Family lawyer says victim's face should have been blurred.

About two months after she took the photo, Vidon-White was told that she was being prosecuted under the so-called Guigou law, which prohibits the publication of photos showing the victims of terrorist attacks in a way that violates their "human dignity." The lawyer for Gomet's family, Jean Sannier, says the photographer and VSD violated the law by publishing the Bataclan photo on a double-page spread, and by not blurring out Cedric's face. The family has filed charges against both Vidon-White and VSD, and are seeking damages totaling €34 000, in addition to legal fees; the photographer could face a fine of up to €15,000.

"The fact that VSD thought it was right to publish this photo on November 17th, saying that Cedric was still alive, was extremely painful for the family and those close to him," Sannier said in a phone interview. "Even if the family knew he was at the Bataclan the night of the 13th, his friends were not necessarily aware, and they were all happy to learn [from the photo] that he was alive."

The lawyer representing Vidon-White, Vincent Tolédano, says the case should be thrown out because the law only applies to victims who are still alive, and therefore does not cover the families of the deceased. The Guigou law was passed in 2000, after survivors of a 1995 metro bombing filed a lawsuit against a magazine that had published images of them. In an email, Tolédano pointed to a document circulated by the Judicial Ministry, which says that images violating the law must contain a "degrading" element, and that an image of a victim, in itself, isn't "sufficient."

"The image produced by Maya Vidon-White... does not contain the ‘degrading' dimension required by law," Tolédano said in an email. "We must therefore not confuse, in the horror of an event, the pain of the victims, who command the utmost respect, and the work of journalists."

"We are not used to seeing dead people on public streets in France."

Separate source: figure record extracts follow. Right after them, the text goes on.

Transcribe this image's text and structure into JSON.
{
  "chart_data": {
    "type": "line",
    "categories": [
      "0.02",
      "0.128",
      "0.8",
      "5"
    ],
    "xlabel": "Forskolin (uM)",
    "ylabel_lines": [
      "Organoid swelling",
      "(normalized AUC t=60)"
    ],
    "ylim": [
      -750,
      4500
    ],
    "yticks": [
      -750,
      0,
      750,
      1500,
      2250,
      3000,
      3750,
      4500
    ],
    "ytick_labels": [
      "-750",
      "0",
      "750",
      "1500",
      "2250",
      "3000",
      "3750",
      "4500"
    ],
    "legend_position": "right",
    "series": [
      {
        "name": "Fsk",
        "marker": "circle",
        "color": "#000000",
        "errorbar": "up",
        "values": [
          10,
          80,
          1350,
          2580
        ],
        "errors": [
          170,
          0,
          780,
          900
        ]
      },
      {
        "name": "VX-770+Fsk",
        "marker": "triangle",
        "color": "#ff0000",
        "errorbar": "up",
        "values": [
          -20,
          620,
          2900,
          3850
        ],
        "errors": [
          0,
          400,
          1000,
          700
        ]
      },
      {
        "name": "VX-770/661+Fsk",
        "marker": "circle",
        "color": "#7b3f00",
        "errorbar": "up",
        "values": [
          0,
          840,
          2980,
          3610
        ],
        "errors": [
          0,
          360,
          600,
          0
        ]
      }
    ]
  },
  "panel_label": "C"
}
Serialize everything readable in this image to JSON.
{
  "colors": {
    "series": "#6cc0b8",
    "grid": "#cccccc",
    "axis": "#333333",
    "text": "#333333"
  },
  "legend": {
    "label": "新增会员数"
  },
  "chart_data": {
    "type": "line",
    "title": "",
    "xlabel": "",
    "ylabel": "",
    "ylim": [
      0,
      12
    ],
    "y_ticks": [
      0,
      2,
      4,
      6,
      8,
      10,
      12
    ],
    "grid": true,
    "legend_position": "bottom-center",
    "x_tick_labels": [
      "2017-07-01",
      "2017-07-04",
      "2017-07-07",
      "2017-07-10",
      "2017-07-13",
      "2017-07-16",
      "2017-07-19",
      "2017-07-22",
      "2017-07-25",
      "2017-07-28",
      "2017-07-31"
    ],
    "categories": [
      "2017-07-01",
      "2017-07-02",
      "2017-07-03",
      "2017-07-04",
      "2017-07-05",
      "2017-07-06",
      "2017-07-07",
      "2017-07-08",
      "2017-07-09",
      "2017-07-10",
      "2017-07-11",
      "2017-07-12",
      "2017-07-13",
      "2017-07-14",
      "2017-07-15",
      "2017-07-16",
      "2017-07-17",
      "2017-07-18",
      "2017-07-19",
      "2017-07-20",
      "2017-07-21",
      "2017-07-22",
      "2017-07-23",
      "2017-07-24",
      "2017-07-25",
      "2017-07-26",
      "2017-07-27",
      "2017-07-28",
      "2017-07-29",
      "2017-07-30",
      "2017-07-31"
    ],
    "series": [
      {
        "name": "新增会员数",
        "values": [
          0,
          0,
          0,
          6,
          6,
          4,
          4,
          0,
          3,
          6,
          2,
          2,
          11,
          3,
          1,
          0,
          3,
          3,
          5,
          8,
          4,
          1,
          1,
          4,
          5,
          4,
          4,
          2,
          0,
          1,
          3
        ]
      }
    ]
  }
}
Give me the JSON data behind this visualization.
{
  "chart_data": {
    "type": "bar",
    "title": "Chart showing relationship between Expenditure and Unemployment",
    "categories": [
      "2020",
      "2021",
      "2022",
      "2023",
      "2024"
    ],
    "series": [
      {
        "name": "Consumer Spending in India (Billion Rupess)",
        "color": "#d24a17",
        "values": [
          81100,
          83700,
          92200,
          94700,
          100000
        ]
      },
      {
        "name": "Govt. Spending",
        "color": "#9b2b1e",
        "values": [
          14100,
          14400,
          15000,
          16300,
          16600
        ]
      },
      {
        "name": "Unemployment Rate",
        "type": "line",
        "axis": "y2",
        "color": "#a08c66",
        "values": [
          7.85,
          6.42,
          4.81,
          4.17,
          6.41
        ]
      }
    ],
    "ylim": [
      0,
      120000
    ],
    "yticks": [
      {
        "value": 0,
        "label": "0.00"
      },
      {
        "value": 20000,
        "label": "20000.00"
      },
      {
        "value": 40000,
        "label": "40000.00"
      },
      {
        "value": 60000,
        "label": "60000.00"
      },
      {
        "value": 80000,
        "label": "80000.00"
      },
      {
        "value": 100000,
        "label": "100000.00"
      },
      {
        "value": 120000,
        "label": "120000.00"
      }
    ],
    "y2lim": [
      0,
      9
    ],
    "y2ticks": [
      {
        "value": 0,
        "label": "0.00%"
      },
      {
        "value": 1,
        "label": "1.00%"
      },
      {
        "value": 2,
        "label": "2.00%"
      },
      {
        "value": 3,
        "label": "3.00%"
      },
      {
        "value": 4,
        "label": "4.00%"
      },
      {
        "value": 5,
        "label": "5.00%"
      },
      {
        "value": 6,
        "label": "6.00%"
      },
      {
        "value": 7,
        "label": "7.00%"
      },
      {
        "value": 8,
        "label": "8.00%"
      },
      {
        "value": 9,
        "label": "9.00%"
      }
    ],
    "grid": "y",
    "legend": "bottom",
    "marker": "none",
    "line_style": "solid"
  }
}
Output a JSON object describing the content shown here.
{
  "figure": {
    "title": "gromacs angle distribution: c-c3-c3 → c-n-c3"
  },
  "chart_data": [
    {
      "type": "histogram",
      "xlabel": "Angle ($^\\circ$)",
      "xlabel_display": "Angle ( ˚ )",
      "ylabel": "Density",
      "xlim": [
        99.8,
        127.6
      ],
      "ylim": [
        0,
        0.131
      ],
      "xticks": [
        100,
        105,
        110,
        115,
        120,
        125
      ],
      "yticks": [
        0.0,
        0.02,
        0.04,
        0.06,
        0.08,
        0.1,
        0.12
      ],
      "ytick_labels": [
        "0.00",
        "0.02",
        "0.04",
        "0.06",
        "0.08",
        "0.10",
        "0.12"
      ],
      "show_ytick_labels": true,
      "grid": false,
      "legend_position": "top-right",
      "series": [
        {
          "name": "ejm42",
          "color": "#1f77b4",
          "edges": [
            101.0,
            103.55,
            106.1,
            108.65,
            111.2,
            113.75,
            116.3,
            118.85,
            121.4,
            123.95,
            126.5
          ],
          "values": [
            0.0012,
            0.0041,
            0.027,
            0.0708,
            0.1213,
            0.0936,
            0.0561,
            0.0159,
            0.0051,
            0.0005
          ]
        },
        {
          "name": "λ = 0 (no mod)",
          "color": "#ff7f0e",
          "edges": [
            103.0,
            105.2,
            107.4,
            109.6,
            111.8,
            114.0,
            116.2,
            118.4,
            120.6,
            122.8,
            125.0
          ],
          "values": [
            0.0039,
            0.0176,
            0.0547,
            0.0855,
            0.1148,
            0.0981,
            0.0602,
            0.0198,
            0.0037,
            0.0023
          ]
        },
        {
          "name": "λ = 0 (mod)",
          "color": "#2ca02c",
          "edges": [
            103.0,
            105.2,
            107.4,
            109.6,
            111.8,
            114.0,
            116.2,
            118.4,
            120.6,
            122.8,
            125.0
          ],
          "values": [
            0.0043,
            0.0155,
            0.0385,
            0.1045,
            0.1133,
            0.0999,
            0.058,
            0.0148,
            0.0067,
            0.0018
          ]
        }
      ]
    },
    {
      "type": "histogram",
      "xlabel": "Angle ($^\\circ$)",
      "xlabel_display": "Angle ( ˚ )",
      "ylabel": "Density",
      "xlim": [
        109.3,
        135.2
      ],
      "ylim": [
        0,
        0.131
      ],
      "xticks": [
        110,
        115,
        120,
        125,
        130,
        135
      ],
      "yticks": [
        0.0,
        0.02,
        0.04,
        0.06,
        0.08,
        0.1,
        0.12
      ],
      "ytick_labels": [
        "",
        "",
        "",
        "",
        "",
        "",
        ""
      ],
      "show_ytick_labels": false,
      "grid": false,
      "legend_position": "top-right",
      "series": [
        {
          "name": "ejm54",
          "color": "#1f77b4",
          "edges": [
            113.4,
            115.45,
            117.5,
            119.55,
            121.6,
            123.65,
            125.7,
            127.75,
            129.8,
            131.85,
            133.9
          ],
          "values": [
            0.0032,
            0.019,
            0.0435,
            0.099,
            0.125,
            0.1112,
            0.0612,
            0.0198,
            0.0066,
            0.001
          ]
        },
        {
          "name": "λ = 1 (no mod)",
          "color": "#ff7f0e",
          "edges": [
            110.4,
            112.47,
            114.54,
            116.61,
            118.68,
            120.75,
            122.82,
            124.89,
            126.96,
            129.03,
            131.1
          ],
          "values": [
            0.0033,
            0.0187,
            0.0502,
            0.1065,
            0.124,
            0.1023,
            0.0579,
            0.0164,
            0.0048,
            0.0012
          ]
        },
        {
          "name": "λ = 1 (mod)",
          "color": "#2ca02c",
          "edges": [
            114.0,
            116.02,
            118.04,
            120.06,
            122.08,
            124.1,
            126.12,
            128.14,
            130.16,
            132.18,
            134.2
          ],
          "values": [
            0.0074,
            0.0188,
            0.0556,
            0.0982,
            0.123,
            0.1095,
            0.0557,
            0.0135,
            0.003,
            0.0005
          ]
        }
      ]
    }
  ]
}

Press groups have backed Vidon-White, who has previously worked as a photo editor and staff photographer for the Associated Press and Agence France-Presse. "We believe that Vidon-White has broken no laws," the journalist group Associated Reporters Abroad (ARA), to which Vidon-White belongs, said in a statement last month. "She took a photo of a victim of the attack; she did not publish the photo in France; she did not sell the photo to a French outlet — she sold it as part of a series to UPI at which point had no control over its resale or its publication."

Privacy laws are generally stricter in Europe than the US —€” the EU has enshrined privacy as a "fundamental right" —€” and French laws are among the strictest. Blandine Poidevin, a Lille-based lawyer who specializes in technology and communication law, says that the Guigou law is most often used to protect the dignity of people who are accused of a crime. That's why it's illegal for French media outlets to show the faces of suspects in handcuffs before they're convicted. Cases involving attack victims are rarer, though that may change with the growing threat of terrorism.

"These are rather new cases," Poidevin says. "We are not used to seeing dead people on public streets in France, so the law concerning that is not exactly clear."

If the judge rules in Vidon-White's favor tomorrow and the case does not go forward, Sannier says the family will push for legislators to clarify that the Guigou law covers the deceased and their families. A decision against his client, Sannier says, "would mean that when you're alive, you have the right to have your image respected, and when you're dead, you no longer have the same rights, which would be truly scandalous."